There’s a slogan from one of the big car manufacturers that I can’t quite shake. It’s a short one intended to show that they don’t care much for evolution, they’re the ones spearheading the revolution.
Sometimes, that is how I feel when I look back at the years that’ve passed at Infoblox.
I’ve only been with Infoblox about a year, but the company has been around for 16 years now. That is a long time in IT. Since the beginning, our focus has been on delivering the type of services that analysts at Gartner refer to as DDI solutions, short for DNS, DHCP and IP address management
We’re not the loudest and most visible company, although independent analyst say Infoblox is the industry leader in DDI by a wide margin. We prefer doing good work in favor of shouting about ourselves.
I think that’s something our customers recognize. It’s definitely something we’re quite proud.
But, and I’m thinking of that car company slogan again, being ahead of the curve means that you don’t always get the attention and the recognition you perhaps deserve. Ahead of the curve is a lonely place, especially when you’ve got a message you want to get across. This is something I feel is about to change. Other companies have started talking about the very topics we used to be the only ones pushing for. DNS protection is a great example. We are no longer the only ones talking about the threat of criminals using DNS technology in their attempts to steal intellectual property.
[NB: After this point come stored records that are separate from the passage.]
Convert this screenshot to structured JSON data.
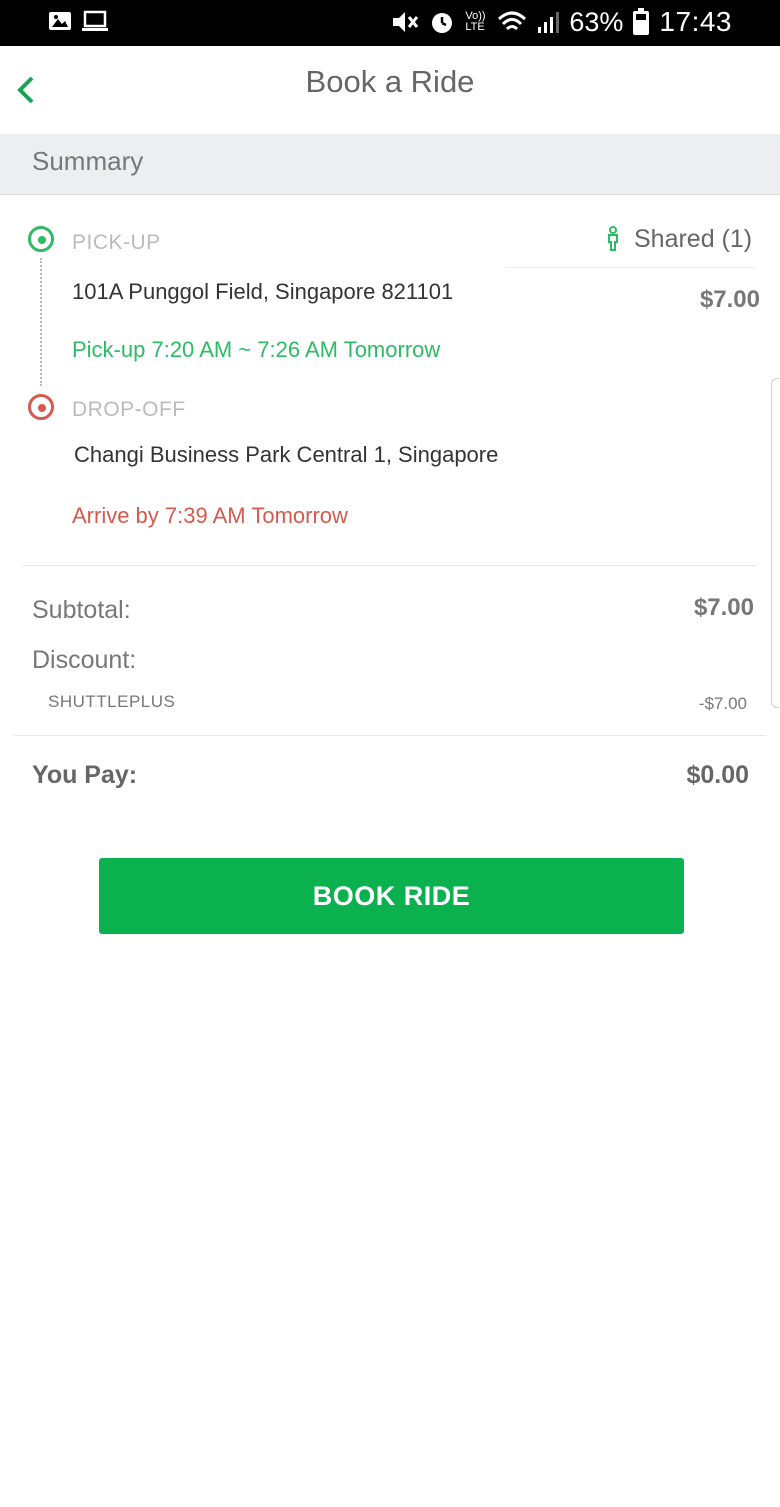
{
  "status_bar": {
    "battery_percent": "63%",
    "time": "17:43",
    "volte_label": "Vo)) LTE",
    "icons_left": [
      "image-icon",
      "laptop-icon"
    ],
    "icons_right": [
      "mute-icon",
      "alarm-icon",
      "volte-icon",
      "wifi-icon",
      "signal-icon",
      "battery-icon"
    ]
  },
  "header": {
    "title": "Book a Ride",
    "back_icon": "chevron-left-icon"
  },
  "summary": {
    "label": "Summary"
  },
  "trip": {
    "pickup": {
      "label": "PICK-UP",
      "address": "101A Punggol Field, Singapore 821101",
      "time": "Pick-up 7:20 AM ~ 7:26 AM Tomorrow"
    },
    "dropoff": {
      "label": "DROP-OFF",
      "address": "Changi Business Park Central 1, Singapore",
      "time": "Arrive by 7:39 AM Tomorrow"
    },
    "ride_type": "Shared (1)",
    "price": "$7.00"
  },
  "totals": {
    "subtotal_label": "Subtotal:",
    "subtotal_value": "$7.00",
    "discount_label": "Discount:",
    "discount_code": "SHUTTLEPLUS",
    "discount_value": "-$7.00",
    "you_pay_label": "You Pay:",
    "you_pay_value": "$0.00"
  },
  "actions": {
    "book_label": "BOOK RIDE"
  },
  "colors": {
    "accent_green": "#0bb04f",
    "pickup_green": "#2dbb64",
    "dropoff_red": "#d55a4e"
  }
}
At Infoblox, we recognized this as a growing concern a couple of years ago and began leveraging our knowledge about DNS to help companies and organizations filter out bad DNS traffic from the good. This was in the early stages, and if this was when the cyber criminals began dipping their toes at the shallow end of DNS exploits, they’re now fully submerged at the deep end of the pool. According to Cisco’s latest security report (http://www.cisco.com/c/dam/assets/offers/pdfs/cisco-asr-2016.pdf), DNS plays an important part in more than 90 percent of observed attacks. It is used to gain command and control capabilities, to redirect traffic and/or to exfiltrate sensitive data.
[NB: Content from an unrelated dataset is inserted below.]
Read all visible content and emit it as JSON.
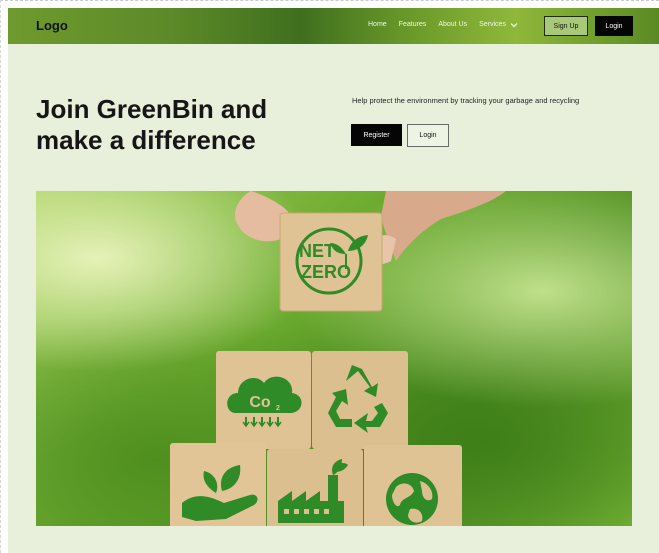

DNS has, simply put, become something that should concern everybody in this industry.
Today we’re able to do real-time analysis of DNS packets, even if they’re inside encrypted tunnels, and make instant decisions based on what we see. And from where I’m standing we’re the only ones able to deliver on this technological level.
This is why the latest Cisco report pleases me so. The pitfalls of DNS security used to be a blind spot for most in this industry. (Cisco even refers to it as just that, “The DNS Blind Spot”, in their report.) Chances are it won’t remain a blind spot for very long.
Until that happens, I’m proud to be here, ahead of the curve and helping our customers as this issue gets the attention it deserves. This is something we as an industry must tackle together. Our acquisition of IID is one way for us to strengthen our contribution to the ecosystem and we all must join forces to be able to handle the ravenous rage that is cybercrime.